Abundant life isn’t about abundant stuff, but abundant time for things more important than stuff: for laughter and love; art and poetry; music and dance; play and praise. While this ‘season of COVID’ is deeply tragic in the cost of lives and really frightening at times, there are some gifts being offered us as well. Many of us have more time, and all of us are being offered a better perspective… a chance to adjust our priorities and then keep the most important things in our life first in line for our time and attention. I don’t mean the heaviest things, or the ‘shoulds’ that keep piling up, or even things we consider ‘our job.’
But what matters most to our hearts. What we miss most may help us discern what those things are. Not the things we find most frustrating or inconvenient right now, but those things that make our heart ache. There – that’s the signpost. Follow the good shepherd as you move toward those things most important to your heart.
For now, abundant life might be re-connecting with people over the phone, writing notes, getting rest so you get well, curbing your frustration and trying to be patient with those around you, being exceedingly kind to everyone: those in your home, those driving you crazy in the store – everyone.
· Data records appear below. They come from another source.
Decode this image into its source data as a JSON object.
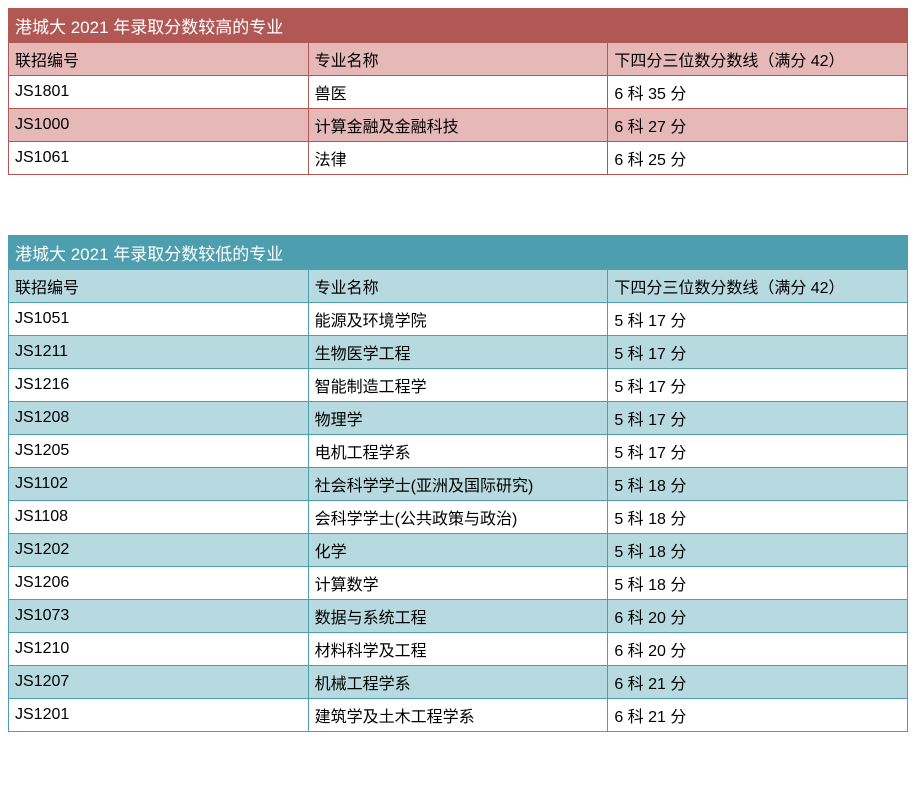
{
  "tables": [
    {
      "title": "港城大 2021 年录取分数较高的专业",
      "title_bg": "#b15855",
      "border_color": "#b15855",
      "header_bg": "#e6b9b8",
      "odd_bg": "#ffffff",
      "even_bg": "#e6b9b8",
      "columns": [
        "联招编号",
        "专业名称",
        "下四分三位数分数线（满分 42）"
      ],
      "rows": [
        [
          "JS1801",
          "兽医",
          "6 科 35 分"
        ],
        [
          "JS1000",
          "计算金融及金融科技",
          "6 科 27 分"
        ],
        [
          "JS1061",
          "法律",
          "6 科 25 分"
        ]
      ]
    },
    {
      "title": "港城大 2021 年录取分数较低的专业",
      "title_bg": "#4d9eae",
      "border_color": "#4d9eae",
      "header_bg": "#b7dae1",
      "odd_bg": "#ffffff",
      "even_bg": "#b7dae1",
      "columns": [
        "联招编号",
        "专业名称",
        "下四分三位数分数线（满分 42）"
      ],
      "rows": [
        [
          "JS1051",
          "能源及环境学院",
          "5 科 17 分"
        ],
        [
          "JS1211",
          "生物医学工程",
          "5 科 17 分"
        ],
        [
          "JS1216",
          "智能制造工程学",
          "5 科 17 分"
        ],
        [
          "JS1208",
          "物理学",
          "5 科 17 分"
        ],
        [
          "JS1205",
          "电机工程学系",
          "5 科 17 分"
        ],
        [
          "JS1102",
          "社会科学学士(亚洲及国际研究)",
          "5 科 18 分"
        ],
        [
          "JS1108",
          "会科学学士(公共政策与政治)",
          "5 科 18 分"
        ],
        [
          "JS1202",
          "化学",
          "5 科 18 分"
        ],
        [
          "JS1206",
          "计算数学",
          "5 科 18 分"
        ],
        [
          "JS1073",
          "数据与系统工程",
          "6 科 20 分"
        ],
        [
          "JS1210",
          "材料科学及工程",
          "6 科 20 分"
        ],
        [
          "JS1207",
          "机械工程学系",
          "6 科 21 分"
        ],
        [
          "JS1201",
          "建筑学及土木工程学系",
          "6 科 21 分"
        ]
      ]
    }
  ]
}
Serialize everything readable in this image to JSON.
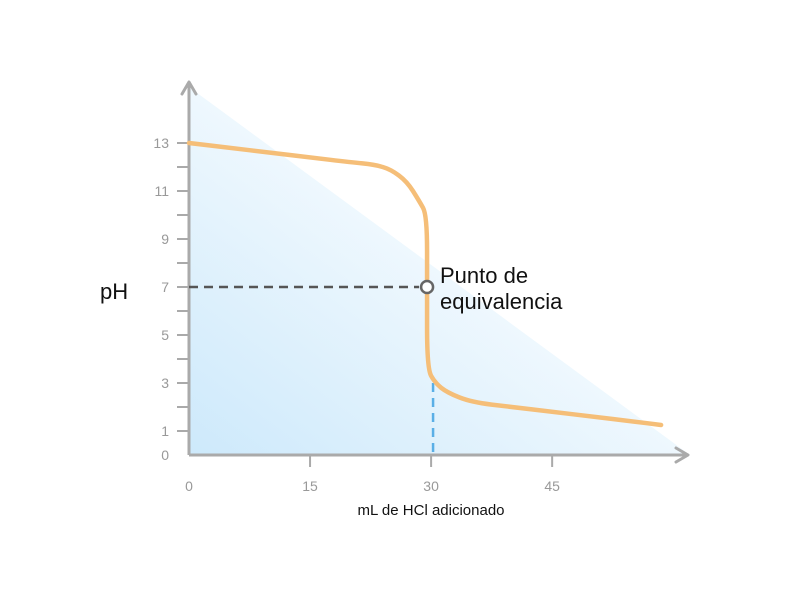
{
  "chart_data": {
    "type": "line",
    "xlabel": "mL de HCl adicionado",
    "ylabel": "pH",
    "xlim": [
      0,
      58
    ],
    "ylim": [
      0,
      15
    ],
    "xticks": [
      0,
      15,
      30,
      45
    ],
    "yticks_labeled": [
      0,
      1,
      3,
      5,
      7,
      9,
      11,
      13
    ],
    "grid": false,
    "series": [
      {
        "values": [
          [
            0,
            13.0
          ],
          [
            5,
            12.8
          ],
          [
            10,
            12.6
          ],
          [
            15,
            12.4
          ],
          [
            20,
            12.2
          ],
          [
            23,
            12.1
          ],
          [
            25,
            11.9
          ],
          [
            27,
            11.4
          ],
          [
            28.5,
            10.6
          ],
          [
            29.5,
            10.0
          ],
          [
            29.5,
            7.0
          ],
          [
            29.5,
            3.6
          ],
          [
            30.5,
            3.0
          ],
          [
            32,
            2.6
          ],
          [
            35,
            2.2
          ],
          [
            40,
            2.0
          ],
          [
            45,
            1.8
          ],
          [
            50,
            1.6
          ],
          [
            55,
            1.4
          ],
          [
            58.5,
            1.25
          ]
        ]
      }
    ],
    "annotation": {
      "lines": [
        "Punto de",
        "equivalencia"
      ],
      "x": 29.5,
      "y": 7
    },
    "colors": {
      "curve": "#f5be78",
      "axis": "#aaaaaa",
      "ref_h": "#555555",
      "ref_v": "#5aafe6",
      "fill": "#cde9fb"
    }
  }
}
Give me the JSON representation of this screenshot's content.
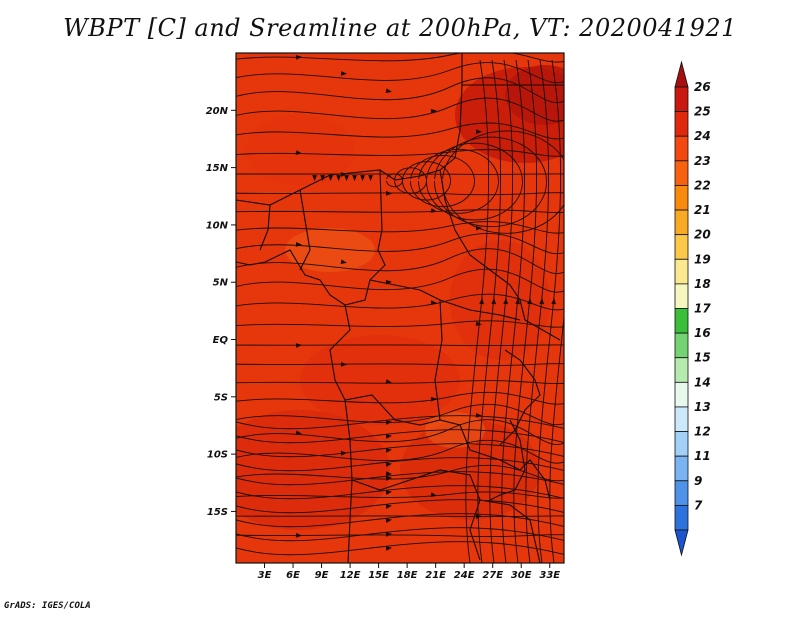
{
  "title": "WBPT [C] and Sreamline at 200hPa, VT: 2020041921",
  "footer": "GrADS: IGES/COLA",
  "map": {
    "x_axis_labels": [
      "3E",
      "6E",
      "9E",
      "12E",
      "15E",
      "18E",
      "21E",
      "24E",
      "27E",
      "30E",
      "33E"
    ],
    "y_axis_labels": [
      "20N",
      "15N",
      "10N",
      "5N",
      "EQ",
      "5S",
      "10S",
      "15S"
    ],
    "lon_range": [
      0,
      34.5
    ],
    "lat_range": [
      -19.5,
      25
    ],
    "field": "WBPT",
    "field_range_shown": [
      23,
      26
    ]
  },
  "colorbar": {
    "labels": [
      "26",
      "25",
      "24",
      "23",
      "22",
      "21",
      "20",
      "19",
      "18",
      "17",
      "16",
      "15",
      "14",
      "13",
      "12",
      "11",
      "9",
      "7"
    ],
    "colors": [
      "#a50f0f",
      "#c8180f",
      "#e0280c",
      "#f34810",
      "#f8620f",
      "#f98a0c",
      "#f9aa25",
      "#fbc84a",
      "#fbe890",
      "#f6f6c0",
      "#3bbf3b",
      "#74d474",
      "#b6ebb0",
      "#e8f8ec",
      "#cce8fb",
      "#a3d0f7",
      "#7ab4f2",
      "#4e92ea",
      "#2e72de",
      "#1a55cf"
    ]
  },
  "colors": {
    "map_background": "#e6360c",
    "streamline": "#1a0c06",
    "border": "#120805"
  }
}
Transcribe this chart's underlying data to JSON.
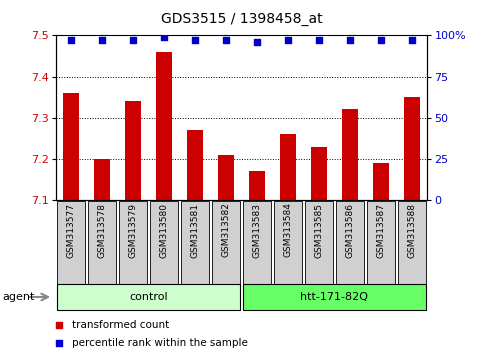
{
  "title": "GDS3515 / 1398458_at",
  "samples": [
    "GSM313577",
    "GSM313578",
    "GSM313579",
    "GSM313580",
    "GSM313581",
    "GSM313582",
    "GSM313583",
    "GSM313584",
    "GSM313585",
    "GSM313586",
    "GSM313587",
    "GSM313588"
  ],
  "bar_values": [
    7.36,
    7.2,
    7.34,
    7.46,
    7.27,
    7.21,
    7.17,
    7.26,
    7.23,
    7.32,
    7.19,
    7.35
  ],
  "percentile_values": [
    97,
    97,
    97,
    99,
    97,
    97,
    96,
    97,
    97,
    97,
    97,
    97
  ],
  "bar_color": "#cc0000",
  "percentile_color": "#0000cc",
  "ylim_left": [
    7.1,
    7.5
  ],
  "ylim_right": [
    0,
    100
  ],
  "yticks_left": [
    7.1,
    7.2,
    7.3,
    7.4,
    7.5
  ],
  "yticks_right": [
    0,
    25,
    50,
    75,
    100
  ],
  "ytick_labels_right": [
    "0",
    "25",
    "50",
    "75",
    "100%"
  ],
  "control_label": "control",
  "treatment_label": "htt-171-82Q",
  "agent_label": "agent",
  "legend_bar_label": "transformed count",
  "legend_dot_label": "percentile rank within the sample",
  "control_color": "#ccffcc",
  "treatment_color": "#66ff66",
  "xticklabel_bg": "#d0d0d0",
  "bar_width": 0.5,
  "title_fontsize": 10,
  "tick_fontsize": 8,
  "label_fontsize": 8
}
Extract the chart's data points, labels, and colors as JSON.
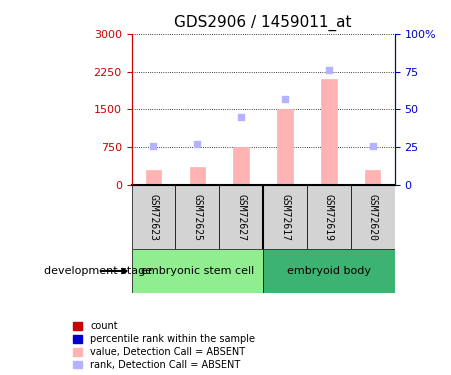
{
  "title": "GDS2906 / 1459011_at",
  "samples": [
    "GSM72623",
    "GSM72625",
    "GSM72627",
    "GSM72617",
    "GSM72619",
    "GSM72620"
  ],
  "groups": {
    "embryonic stem cell": [
      0,
      1,
      2
    ],
    "embryoid body": [
      3,
      4,
      5
    ]
  },
  "bar_values": [
    300,
    350,
    750,
    1500,
    2100,
    300
  ],
  "rank_values": [
    26,
    27,
    45,
    57,
    76,
    26
  ],
  "ylim_left": [
    0,
    3000
  ],
  "ylim_right": [
    0,
    100
  ],
  "yticks_left": [
    0,
    750,
    1500,
    2250,
    3000
  ],
  "yticks_right": [
    0,
    25,
    50,
    75,
    100
  ],
  "bar_color": "#ffb3b3",
  "rank_color": "#b3b3ff",
  "group_colors": [
    "#90ee90",
    "#3cb371"
  ],
  "group_label_color": "black",
  "left_axis_color": "#cc0000",
  "right_axis_color": "#0000cc",
  "legend_items": [
    {
      "label": "count",
      "color": "#cc0000",
      "marker": "s"
    },
    {
      "label": "percentile rank within the sample",
      "color": "#0000cc",
      "marker": "s"
    },
    {
      "label": "value, Detection Call = ABSENT",
      "color": "#ffb3b3",
      "marker": "s"
    },
    {
      "label": "rank, Detection Call = ABSENT",
      "color": "#b3b3ff",
      "marker": "s"
    }
  ],
  "development_stage_label": "development stage"
}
Living with open hearts and deep appreciation for all those who make our lives possible, who make our lives better – our abundant lives.
It is good to be together in this flock, my sheep friends. Following the good shepherd, listening for that voice, and finding ways to speak that voice to others. Even now, particularly now. Together in our hearts, and beloved of the good shepherd, doing our level best to share that love with the world, so that all might have life, and have it abundantly.